Diagramme-oxygene-Mer-Noire

Les moteurs d’une remontée stupéfiante 

Plusieurs bases de données historiques contenaient des informations sur la distribution d’oxygène en mer Noire, récoltées lors de plusieurs campagnes. En compilant ces chiffres et ceux récoltés par les bouées ARGO http://www.argodatamgt.org/, qui dérivent librement et envoient des informations satellites sur l’évolution de la température, de la salinité et de l’oxygène, c’est plus de 4000 profils différents, prélevés entre 1955 et 2015, qui ont pu être comparés. En proposant une moyenne de tous ces diagnostics et en inventoriant la quantité d’oxygène en mer Noire, l’observation finale était sensible et sans équivoque. La pénétration de l’oxygène décline tout au long de la seconde moitié du vingtième siècle, descendant à 140 mètres en 1955 pour péniblement atteindre les 90 mètres en 2015. 
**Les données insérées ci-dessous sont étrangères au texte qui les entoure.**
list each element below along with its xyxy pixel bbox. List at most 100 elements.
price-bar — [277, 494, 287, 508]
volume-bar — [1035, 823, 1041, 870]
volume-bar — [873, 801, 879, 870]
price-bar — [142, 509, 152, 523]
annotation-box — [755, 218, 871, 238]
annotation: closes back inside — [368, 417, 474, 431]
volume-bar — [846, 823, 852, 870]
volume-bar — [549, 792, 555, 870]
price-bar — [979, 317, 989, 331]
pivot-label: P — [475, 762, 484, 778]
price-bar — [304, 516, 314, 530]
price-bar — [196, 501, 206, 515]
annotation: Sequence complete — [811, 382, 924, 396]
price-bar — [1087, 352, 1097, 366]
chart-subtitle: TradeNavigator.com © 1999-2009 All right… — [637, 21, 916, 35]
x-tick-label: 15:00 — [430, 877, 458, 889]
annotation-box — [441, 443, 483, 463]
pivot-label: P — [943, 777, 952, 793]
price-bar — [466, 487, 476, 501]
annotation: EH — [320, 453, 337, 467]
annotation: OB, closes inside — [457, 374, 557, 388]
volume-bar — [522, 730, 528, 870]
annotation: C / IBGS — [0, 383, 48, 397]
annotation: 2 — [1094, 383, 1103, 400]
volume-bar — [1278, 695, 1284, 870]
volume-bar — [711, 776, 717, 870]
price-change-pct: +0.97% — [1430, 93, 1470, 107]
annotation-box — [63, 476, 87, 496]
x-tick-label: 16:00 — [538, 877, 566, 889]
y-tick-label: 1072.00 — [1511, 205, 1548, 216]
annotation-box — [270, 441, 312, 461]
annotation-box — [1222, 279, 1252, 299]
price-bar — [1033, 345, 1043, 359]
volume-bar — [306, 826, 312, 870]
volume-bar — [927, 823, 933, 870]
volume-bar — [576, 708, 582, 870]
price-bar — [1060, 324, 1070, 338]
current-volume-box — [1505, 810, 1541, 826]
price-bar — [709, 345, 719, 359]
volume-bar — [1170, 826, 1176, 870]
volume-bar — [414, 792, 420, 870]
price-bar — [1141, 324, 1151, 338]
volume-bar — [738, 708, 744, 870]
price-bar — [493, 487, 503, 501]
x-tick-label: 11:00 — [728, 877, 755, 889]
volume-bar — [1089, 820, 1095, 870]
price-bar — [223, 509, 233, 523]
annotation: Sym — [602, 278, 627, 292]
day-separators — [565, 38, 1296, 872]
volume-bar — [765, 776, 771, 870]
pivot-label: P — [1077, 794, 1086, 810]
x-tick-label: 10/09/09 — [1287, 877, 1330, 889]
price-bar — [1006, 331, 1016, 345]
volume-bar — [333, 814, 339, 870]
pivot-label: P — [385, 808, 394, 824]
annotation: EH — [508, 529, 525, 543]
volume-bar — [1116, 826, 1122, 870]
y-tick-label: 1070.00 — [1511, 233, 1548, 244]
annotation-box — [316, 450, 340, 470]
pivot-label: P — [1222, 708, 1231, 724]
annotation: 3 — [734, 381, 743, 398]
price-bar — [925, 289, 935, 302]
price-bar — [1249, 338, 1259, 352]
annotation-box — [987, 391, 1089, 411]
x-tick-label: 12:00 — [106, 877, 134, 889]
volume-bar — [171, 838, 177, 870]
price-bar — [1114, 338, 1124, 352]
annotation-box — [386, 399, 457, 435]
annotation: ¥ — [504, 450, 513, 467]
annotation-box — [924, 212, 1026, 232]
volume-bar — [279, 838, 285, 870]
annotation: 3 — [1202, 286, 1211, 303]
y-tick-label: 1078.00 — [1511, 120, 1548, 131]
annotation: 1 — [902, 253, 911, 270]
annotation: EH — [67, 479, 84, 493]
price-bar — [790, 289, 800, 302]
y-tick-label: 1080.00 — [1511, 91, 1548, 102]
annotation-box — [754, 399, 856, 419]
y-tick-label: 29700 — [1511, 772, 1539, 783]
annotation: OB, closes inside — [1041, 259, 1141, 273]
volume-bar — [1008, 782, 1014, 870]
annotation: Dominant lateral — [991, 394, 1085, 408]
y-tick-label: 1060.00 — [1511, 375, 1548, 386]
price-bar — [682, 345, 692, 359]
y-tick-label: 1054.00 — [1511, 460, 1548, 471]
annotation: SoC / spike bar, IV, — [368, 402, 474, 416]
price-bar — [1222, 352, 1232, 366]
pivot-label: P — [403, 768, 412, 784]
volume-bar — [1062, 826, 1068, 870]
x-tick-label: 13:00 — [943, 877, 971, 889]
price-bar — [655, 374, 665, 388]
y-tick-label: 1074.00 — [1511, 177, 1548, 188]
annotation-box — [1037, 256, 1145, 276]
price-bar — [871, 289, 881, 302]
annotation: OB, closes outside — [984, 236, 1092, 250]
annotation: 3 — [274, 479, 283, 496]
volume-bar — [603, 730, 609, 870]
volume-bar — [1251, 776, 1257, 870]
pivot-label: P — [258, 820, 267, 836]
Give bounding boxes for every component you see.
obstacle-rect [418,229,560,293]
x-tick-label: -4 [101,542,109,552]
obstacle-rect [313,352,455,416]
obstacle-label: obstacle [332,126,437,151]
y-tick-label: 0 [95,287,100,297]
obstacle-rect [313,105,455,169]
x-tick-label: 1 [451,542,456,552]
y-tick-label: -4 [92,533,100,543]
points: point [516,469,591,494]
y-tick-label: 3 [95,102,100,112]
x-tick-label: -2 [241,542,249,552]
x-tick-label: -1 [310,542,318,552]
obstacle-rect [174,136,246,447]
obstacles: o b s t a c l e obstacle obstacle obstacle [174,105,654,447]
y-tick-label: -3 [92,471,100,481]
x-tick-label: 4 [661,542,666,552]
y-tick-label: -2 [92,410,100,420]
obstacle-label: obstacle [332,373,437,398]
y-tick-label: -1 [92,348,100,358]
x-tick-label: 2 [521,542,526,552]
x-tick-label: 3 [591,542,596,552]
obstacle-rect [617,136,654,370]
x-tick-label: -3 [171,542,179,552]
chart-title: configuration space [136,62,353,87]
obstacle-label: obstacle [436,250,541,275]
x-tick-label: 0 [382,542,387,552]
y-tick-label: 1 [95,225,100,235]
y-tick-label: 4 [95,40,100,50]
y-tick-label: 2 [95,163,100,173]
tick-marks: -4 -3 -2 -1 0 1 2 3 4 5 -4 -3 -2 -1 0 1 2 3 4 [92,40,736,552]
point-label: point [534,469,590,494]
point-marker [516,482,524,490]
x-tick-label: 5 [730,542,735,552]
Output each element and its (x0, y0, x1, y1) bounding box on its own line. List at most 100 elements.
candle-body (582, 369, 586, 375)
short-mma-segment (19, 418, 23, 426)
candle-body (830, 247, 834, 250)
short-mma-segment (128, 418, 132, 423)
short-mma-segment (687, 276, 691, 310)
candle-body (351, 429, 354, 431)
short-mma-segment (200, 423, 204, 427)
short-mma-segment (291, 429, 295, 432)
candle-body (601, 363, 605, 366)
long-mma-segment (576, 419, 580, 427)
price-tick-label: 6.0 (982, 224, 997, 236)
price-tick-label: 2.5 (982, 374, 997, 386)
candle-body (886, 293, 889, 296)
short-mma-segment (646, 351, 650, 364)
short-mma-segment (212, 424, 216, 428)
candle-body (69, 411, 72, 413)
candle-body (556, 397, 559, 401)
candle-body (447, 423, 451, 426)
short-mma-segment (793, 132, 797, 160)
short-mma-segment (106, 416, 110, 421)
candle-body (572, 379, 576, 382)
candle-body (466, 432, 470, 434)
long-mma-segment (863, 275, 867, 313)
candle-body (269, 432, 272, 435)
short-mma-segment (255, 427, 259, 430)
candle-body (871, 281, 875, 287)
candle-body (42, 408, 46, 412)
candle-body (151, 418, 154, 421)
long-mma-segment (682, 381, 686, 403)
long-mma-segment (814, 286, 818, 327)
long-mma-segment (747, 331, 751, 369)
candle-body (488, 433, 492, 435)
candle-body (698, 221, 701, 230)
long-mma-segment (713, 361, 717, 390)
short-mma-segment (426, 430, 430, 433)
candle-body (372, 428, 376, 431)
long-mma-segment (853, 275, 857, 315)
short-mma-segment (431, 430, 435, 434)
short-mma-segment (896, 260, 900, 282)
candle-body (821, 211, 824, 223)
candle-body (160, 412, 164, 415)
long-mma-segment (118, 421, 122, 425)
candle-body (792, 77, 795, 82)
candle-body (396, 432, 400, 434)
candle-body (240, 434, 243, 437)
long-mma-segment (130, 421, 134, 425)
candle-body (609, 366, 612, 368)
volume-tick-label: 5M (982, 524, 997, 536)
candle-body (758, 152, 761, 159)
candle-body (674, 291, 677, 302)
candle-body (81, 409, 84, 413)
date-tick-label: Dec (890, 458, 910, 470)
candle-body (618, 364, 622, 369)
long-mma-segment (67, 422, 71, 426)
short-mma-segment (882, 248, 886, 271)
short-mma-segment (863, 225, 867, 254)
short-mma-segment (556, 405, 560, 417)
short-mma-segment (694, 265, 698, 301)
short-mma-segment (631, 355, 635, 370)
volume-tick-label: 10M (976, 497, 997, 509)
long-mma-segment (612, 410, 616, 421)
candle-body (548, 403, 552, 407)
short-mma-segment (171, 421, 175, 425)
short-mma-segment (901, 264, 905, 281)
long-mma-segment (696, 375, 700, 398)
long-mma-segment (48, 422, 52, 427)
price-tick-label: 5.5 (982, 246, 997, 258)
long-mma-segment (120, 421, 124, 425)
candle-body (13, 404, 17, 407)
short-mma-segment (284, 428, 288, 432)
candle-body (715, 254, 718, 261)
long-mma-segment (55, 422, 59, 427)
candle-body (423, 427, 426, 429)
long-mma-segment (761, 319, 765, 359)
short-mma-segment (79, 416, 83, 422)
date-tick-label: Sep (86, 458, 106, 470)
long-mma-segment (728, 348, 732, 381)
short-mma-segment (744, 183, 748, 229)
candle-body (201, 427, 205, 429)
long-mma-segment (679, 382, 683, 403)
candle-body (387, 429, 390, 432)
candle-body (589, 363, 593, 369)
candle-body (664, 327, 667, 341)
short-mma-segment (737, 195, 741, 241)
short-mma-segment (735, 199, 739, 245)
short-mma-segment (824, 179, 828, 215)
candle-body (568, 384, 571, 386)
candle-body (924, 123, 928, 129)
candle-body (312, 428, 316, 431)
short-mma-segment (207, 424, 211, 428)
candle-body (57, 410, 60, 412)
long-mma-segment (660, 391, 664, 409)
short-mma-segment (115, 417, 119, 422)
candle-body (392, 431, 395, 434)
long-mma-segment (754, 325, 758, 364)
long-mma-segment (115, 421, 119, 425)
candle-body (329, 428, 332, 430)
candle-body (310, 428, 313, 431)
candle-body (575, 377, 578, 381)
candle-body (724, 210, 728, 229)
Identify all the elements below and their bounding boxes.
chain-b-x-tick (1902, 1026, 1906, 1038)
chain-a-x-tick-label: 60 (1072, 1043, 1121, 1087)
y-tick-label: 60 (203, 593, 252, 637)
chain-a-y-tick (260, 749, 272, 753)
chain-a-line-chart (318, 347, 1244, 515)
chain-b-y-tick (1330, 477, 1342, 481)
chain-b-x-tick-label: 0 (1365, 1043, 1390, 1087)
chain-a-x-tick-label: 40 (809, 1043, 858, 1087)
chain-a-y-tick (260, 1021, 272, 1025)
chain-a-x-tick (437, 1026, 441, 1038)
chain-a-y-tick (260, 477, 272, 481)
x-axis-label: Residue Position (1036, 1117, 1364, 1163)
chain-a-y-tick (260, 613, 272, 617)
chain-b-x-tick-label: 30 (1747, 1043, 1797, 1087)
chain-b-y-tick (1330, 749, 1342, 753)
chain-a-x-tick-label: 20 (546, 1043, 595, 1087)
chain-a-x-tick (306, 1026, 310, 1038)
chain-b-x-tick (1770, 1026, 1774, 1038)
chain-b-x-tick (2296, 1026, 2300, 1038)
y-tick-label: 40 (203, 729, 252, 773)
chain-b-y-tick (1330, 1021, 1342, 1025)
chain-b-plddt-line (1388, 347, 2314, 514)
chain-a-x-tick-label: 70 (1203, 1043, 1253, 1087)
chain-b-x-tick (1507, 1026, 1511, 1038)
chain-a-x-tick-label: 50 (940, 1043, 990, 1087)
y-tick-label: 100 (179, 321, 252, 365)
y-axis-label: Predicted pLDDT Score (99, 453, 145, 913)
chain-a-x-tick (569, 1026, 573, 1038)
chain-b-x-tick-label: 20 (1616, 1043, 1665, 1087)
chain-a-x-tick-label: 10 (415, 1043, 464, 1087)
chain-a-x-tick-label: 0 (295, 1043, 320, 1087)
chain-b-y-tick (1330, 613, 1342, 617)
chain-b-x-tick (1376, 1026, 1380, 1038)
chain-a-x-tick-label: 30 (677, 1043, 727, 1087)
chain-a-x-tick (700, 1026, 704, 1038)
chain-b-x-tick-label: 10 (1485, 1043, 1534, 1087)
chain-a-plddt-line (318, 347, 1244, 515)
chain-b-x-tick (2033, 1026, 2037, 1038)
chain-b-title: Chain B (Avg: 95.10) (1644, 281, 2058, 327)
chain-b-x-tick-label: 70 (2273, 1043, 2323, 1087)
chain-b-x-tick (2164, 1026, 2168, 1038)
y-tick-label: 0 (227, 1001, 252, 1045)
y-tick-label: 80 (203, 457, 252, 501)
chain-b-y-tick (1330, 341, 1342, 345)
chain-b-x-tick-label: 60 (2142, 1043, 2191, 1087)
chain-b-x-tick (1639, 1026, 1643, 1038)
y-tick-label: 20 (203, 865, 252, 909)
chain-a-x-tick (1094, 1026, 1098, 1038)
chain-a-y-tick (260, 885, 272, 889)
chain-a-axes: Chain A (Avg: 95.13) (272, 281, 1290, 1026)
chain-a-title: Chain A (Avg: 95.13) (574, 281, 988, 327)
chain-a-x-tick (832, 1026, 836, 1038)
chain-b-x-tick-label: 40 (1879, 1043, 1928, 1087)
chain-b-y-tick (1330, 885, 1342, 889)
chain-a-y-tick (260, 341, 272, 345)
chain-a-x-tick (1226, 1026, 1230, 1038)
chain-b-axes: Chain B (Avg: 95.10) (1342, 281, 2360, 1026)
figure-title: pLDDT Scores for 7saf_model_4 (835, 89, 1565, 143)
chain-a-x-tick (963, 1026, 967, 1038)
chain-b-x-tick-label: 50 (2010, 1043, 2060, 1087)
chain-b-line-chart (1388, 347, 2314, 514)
Deux causes à cette baisse progressive se sont succédées. Une plus grande abondance de nutriments dans un premier temps, le réchauffement climatique ensuite. Jusqu’au début des années 1990, la force de ventilation liée à la dynamique des eaux froides ne diminuait pas. Certaines années, elle augmentait même lors d’hivers moins cléments. On aurait donc dû observer une plus grande quantité d’oxygène dissous. Pourtant, sa concentration continuait de baisser dans toute la colonne d’eau. Il fallait chercher la cause ailleurs que dans une réaction physique liée au climat. « En réalité, contextualise Arthur Capet, cette carence s’explique par une forte eutrophisation du bassin à cette période. Elle correspond à un essor économique important de l’ex-URSS, qui développe d’immenses fermes et un important élevage de bétails. Cet essor, de surcroît, n’était pas accompagné de considérations environnementales. » Les engrais et les déchets organiques liés à l’élevage échouaient dans les fleuves et terminaient leur course en mer Noire. Ils constituaient un apport massif en nitrates et en phosphates, des nutriments qui ont pu favoriser la production primaire. « De la même manière que les engrais favorisent la pousse des plantes, ils influencent la production d’algues. Ces mêmes algues, pour rappel, consomment de l’oxygène lorsqu’elles sont détériorées ou consommées. Une plus grande biomasse entraîne donc une plus grande consommation d’oxygène. » En 1990, cet apport en nutriments baisse fortement. Il semble une fois de plus lié à un contexte géopolitique et économique, puisqu’il coïncide avec la chute de l’empire soviétique et les difficultés économiques rencontrées dans la région. C’est également l’époque où des premières mesures environnementales d’envergure sont appliquées.